Sunday, March 06, 2005

TV: Unscripted

HBO’s semi-improvised series about struggling actors wrapped up its first and perhaps only season last week. Despite the network’s marketing savvy and the presence of Steven Soderbergh and George Clooney as producers, it didn’t make much of an impact. I can understand why. It’s a frustrating and at times maddening show. But one that I couldn’t stop watching.

It did a lot of things wrong. Every week the actors (playing themselves, and there’ll be more on that in a moment) were subjected to contrived humiliations that more often than not were their own faults. Their “characters” were inconsistent. Jennifer Hall, for instance, supposedly knows Hollywood player Akiva Goldsman well enough for him to land her a job as Angelina Jolie’s stand-in on the upcoming movie MR. & MRS. SMITH. But she’s so naïve that she plops down in co-star Brad Pitt’s chair without thinking, and asks director Doug Liman if he’s “involved with the production.” Promising storylines – like Krista Allen’s conflicted feelings over her son’s success as a child actor while she tries to overcome her soft-core past – were never developed.
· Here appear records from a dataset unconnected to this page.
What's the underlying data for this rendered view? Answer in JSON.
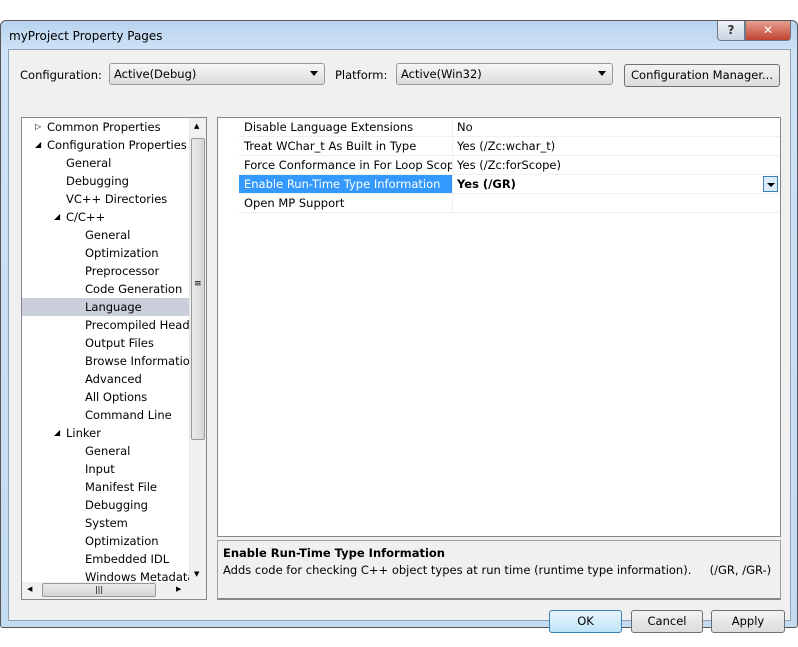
{
  "window": {
    "title": "myProject Property Pages",
    "help": "?",
    "close": "✕"
  },
  "toolbar": {
    "config_label": "Configuration:",
    "config_value": "Active(Debug)",
    "platform_label": "Platform:",
    "platform_value": "Active(Win32)",
    "config_manager": "Configuration Manager..."
  },
  "tree": {
    "items": [
      {
        "label": "Common Properties",
        "level": 0,
        "expander": "collapsed"
      },
      {
        "label": "Configuration Properties",
        "level": 0,
        "expander": "expanded"
      },
      {
        "label": "General",
        "level": 1
      },
      {
        "label": "Debugging",
        "level": 1
      },
      {
        "label": "VC++ Directories",
        "level": 1
      },
      {
        "label": "C/C++",
        "level": 1,
        "expander": "expanded"
      },
      {
        "label": "General",
        "level": 2
      },
      {
        "label": "Optimization",
        "level": 2
      },
      {
        "label": "Preprocessor",
        "level": 2
      },
      {
        "label": "Code Generation",
        "level": 2
      },
      {
        "label": "Language",
        "level": 2,
        "selected": true
      },
      {
        "label": "Precompiled Heade",
        "level": 2
      },
      {
        "label": "Output Files",
        "level": 2
      },
      {
        "label": "Browse Information",
        "level": 2
      },
      {
        "label": "Advanced",
        "level": 2
      },
      {
        "label": "All Options",
        "level": 2
      },
      {
        "label": "Command Line",
        "level": 2
      },
      {
        "label": "Linker",
        "level": 1,
        "expander": "expanded"
      },
      {
        "label": "General",
        "level": 2
      },
      {
        "label": "Input",
        "level": 2
      },
      {
        "label": "Manifest File",
        "level": 2
      },
      {
        "label": "Debugging",
        "level": 2
      },
      {
        "label": "System",
        "level": 2
      },
      {
        "label": "Optimization",
        "level": 2
      },
      {
        "label": "Embedded IDL",
        "level": 2
      },
      {
        "label": "Windows Metadata",
        "level": 2
      }
    ]
  },
  "grid": {
    "rows": [
      {
        "name": "Disable Language Extensions",
        "value": "No"
      },
      {
        "name": "Treat WChar_t As Built in Type",
        "value": "Yes (/Zc:wchar_t)"
      },
      {
        "name": "Force Conformance in For Loop Scope",
        "value": "Yes (/Zc:forScope)"
      },
      {
        "name": "Enable Run-Time Type Information",
        "value": "Yes (/GR)",
        "selected": true
      },
      {
        "name": "Open MP Support",
        "value": ""
      }
    ]
  },
  "description": {
    "title": "Enable Run-Time Type Information",
    "text": "Adds code for checking C++ object types at run time (runtime type information).     (/GR, /GR-)"
  },
  "buttons": {
    "ok": "OK",
    "cancel": "Cancel",
    "apply": "Apply"
  },
  "colors": {
    "selection": "#3399ff",
    "tree_selection": "#cbcfdc"
  }
}
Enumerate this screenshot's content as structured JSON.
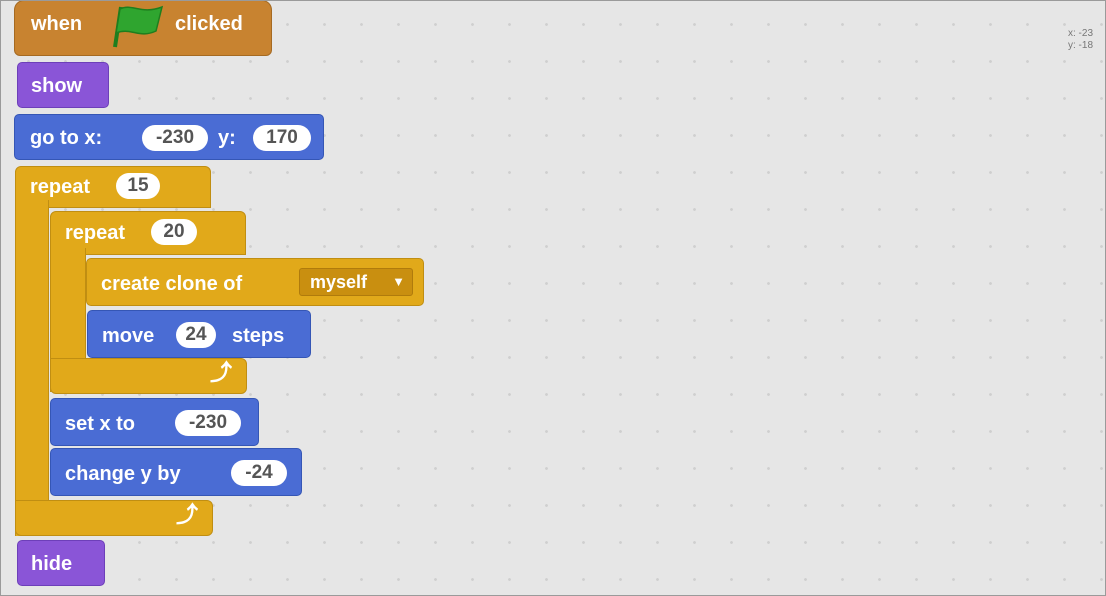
{
  "blocks": {
    "when_flag": {
      "when": "when",
      "clicked": "clicked"
    },
    "show": "show",
    "goto": {
      "label": "go to x:",
      "x": "-230",
      "ylabel": "y:",
      "y": "170"
    },
    "repeat_outer": {
      "label": "repeat",
      "count": "15"
    },
    "repeat_inner": {
      "label": "repeat",
      "count": "20"
    },
    "create_clone": {
      "label": "create clone of",
      "target": "myself"
    },
    "move": {
      "label": "move",
      "steps": "24",
      "unit": "steps"
    },
    "set_x": {
      "label": "set x to",
      "value": "-230"
    },
    "change_y": {
      "label": "change y by",
      "value": "-24"
    },
    "hide": "hide"
  },
  "stage_coords": {
    "x": "x: -23",
    "y": "y: -18"
  },
  "colors": {
    "events": "#c88330",
    "looks": "#8a55d7",
    "motion": "#4a6cd4",
    "control": "#e1a91a",
    "flag": "#2fa52f"
  }
}
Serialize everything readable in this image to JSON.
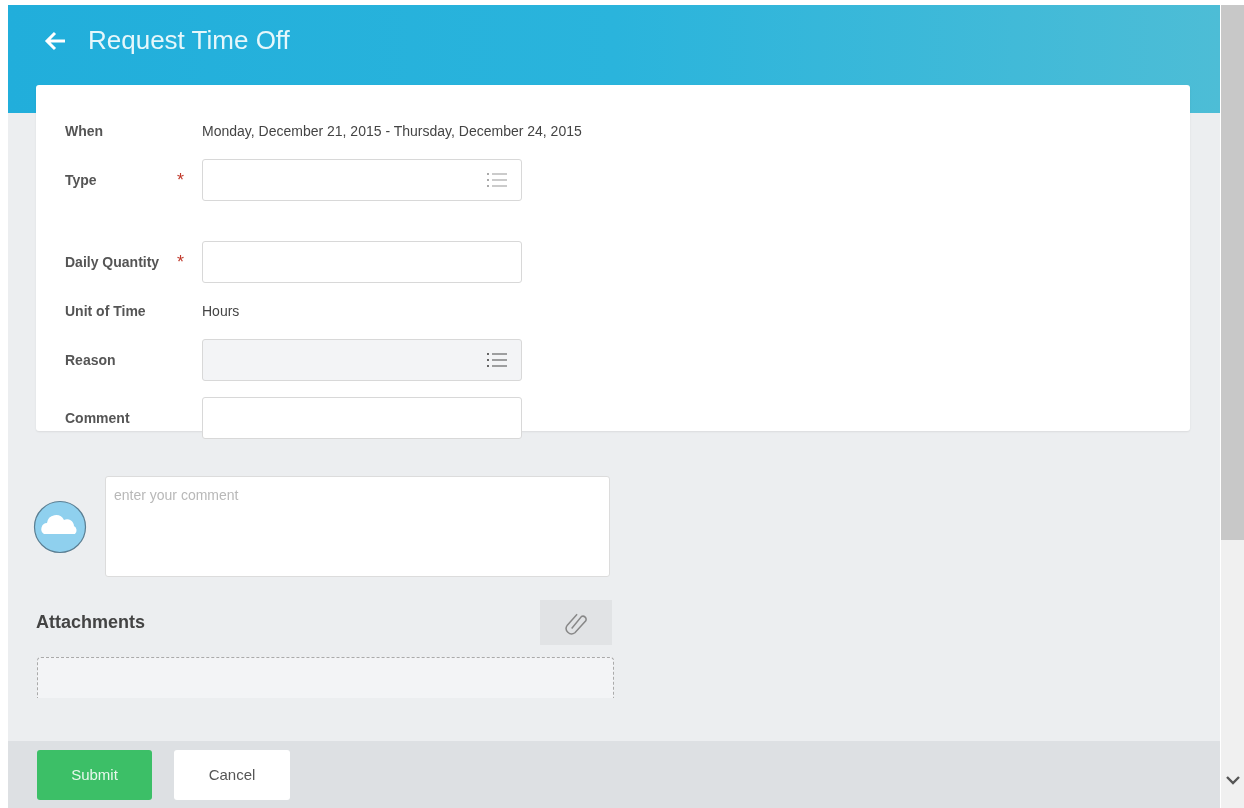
{
  "header": {
    "title": "Request Time Off"
  },
  "fields": [
    {
      "kind": "static",
      "label": "When",
      "required": false,
      "disabled": false,
      "value": "Monday, December 21, 2015 - Thursday, December 24, 2015"
    },
    {
      "kind": "dropdown",
      "label": "Type",
      "required": true,
      "disabled": false
    },
    {
      "kind": "text",
      "label": "Daily Quantity",
      "required": true,
      "disabled": false
    },
    {
      "kind": "static",
      "label": "Unit of Time",
      "required": false,
      "disabled": false,
      "value": "Hours"
    },
    {
      "kind": "dropdown",
      "label": "Reason",
      "required": false,
      "disabled": true
    },
    {
      "kind": "text",
      "label": "Comment",
      "required": false,
      "disabled": false
    }
  ],
  "required_mark": "*",
  "comment_box": {
    "placeholder": "enter your comment"
  },
  "attachments": {
    "title": "Attachments"
  },
  "buttons": [
    {
      "kind": "primary",
      "label": "Submit"
    },
    {
      "kind": "secondary",
      "label": "Cancel"
    }
  ]
}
But the show succeeded in showing acting for what it is: a craft that’s also a difficult, punishing job. Every episode had at least one scene that brought the point home. Bryan Greenberg going up for a movie role that mirrors his own life only to be told he’s not right for it. Or being privy to the thoughts of casting agents and producers (which veer from lust to jealousy) as Krista auditions for a sitcom. And Frank Langella dazzled as acting teacher Goddard Fulton. A man drunk on his own insight, at times justifiably so.

Langella has an unfair advantage over his co-stars, in that Fulton is clearly a character. One partly based on him (footage from his performance in 1970’s THE TWELVE CHAIRS was used in one episode), but a fictional creation nonetheless. Jennifer, Krista and Bryan are playing scripted versions of themselves, which I fear in the long run may hurt their careers.

I was a big fan of Bravo’s THE IT FACTOR, which followed actors in New York and Los Angeles as they tried to break in. When I see people from the show in movies or on TV (most recently season one’s Nathan Wetherington in BAADASSSSS!) I experience a small, I-knew-them-when thrill. Which doesn’t detract from their performances because THE IT FACTOR was a documentary. It didn’t present Jeremy Renner as a “character,” but as a relative unknown weighing whether playing the heavy in the big-screen version of SWAT was a good career move.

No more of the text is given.